O valor estipulado pela mineradora é superior às indenizações determinadas pela Justiça brasileira em casos de morte, que têm variado entre 300 a 500 salários mínimos nos últimos anos (ou de 15.000 reais a 152.000 reais). Esta foi uma das opções ventiladas pela Vale no seu estudo, mas a própria empresa avaliou o valor pequeno. "Observa-se que, considerando a política e valores da Vale, nas quais a vida humana está em primeiro lugar, cabe destacar que os valores que vem sendo arbitrados são bastante reduzidos", argumenta a própria empresa no documento. A terceira metodologia considerada pela empresa tem como base de cálculo a quantia gasta para reduzir o risco ou quantia compensatória para se aceitar o risco, mas os valores eram tão discrepantes se aplicados a casos históricos que foram rechaçados pela mineradora.

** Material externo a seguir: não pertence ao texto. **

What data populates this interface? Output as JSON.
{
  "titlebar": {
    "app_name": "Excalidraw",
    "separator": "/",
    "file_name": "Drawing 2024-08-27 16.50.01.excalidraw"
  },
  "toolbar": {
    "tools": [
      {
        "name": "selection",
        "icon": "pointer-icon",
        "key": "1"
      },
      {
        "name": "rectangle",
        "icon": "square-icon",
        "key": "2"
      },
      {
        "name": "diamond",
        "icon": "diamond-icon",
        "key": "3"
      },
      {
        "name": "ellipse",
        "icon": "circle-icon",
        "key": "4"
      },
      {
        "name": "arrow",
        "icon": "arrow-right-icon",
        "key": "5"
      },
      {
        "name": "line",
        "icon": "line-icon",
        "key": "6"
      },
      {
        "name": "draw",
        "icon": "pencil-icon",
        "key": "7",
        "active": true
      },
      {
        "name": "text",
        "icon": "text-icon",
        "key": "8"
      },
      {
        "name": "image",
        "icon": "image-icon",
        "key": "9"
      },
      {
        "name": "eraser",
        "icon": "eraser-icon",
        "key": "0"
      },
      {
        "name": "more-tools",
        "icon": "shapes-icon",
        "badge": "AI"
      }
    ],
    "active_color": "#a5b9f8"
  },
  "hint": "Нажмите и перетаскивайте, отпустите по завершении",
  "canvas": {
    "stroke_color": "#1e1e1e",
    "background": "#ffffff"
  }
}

Apesar de prever um valor superior de indenização à média determinada pela Justiça, não há como estimar o valor real das indenizações pagas pela Vale. No caso do rompimento da barragem de Mariana em 2015 — de propriedade da Samarco, empresa controlada pela Vale— foi feito um acordo extrajudicial para indenizar as vítimas que determina a confidencialidade dos valores. Parte das vítimas espera há três anos a reconstrução de suas casas. Também não é possível saber se o cálculo antes projetado pela Vale será considerado para indenizar os familiares das vítimas de Brumadinho. Questionada pelo EL PAÍS sobre isso, a mineradora disse apenas que "os estudos de risco e demais documentos elaborados por técnicos consideram, necessariamente, cenários hipotéticos para danos e perdas". E insistiu, em nota: "Não existe em nenhum relatório, laudo ou estudo conhecido qualquer menção a risco de colapso iminente da Barragem I da Mina Córrego do Feijão, em Brumadinho. Pelo contrário, a barragem possuía todos os certificados de estabilidade e segurança, atestados por especialistas nacionais e internacionais".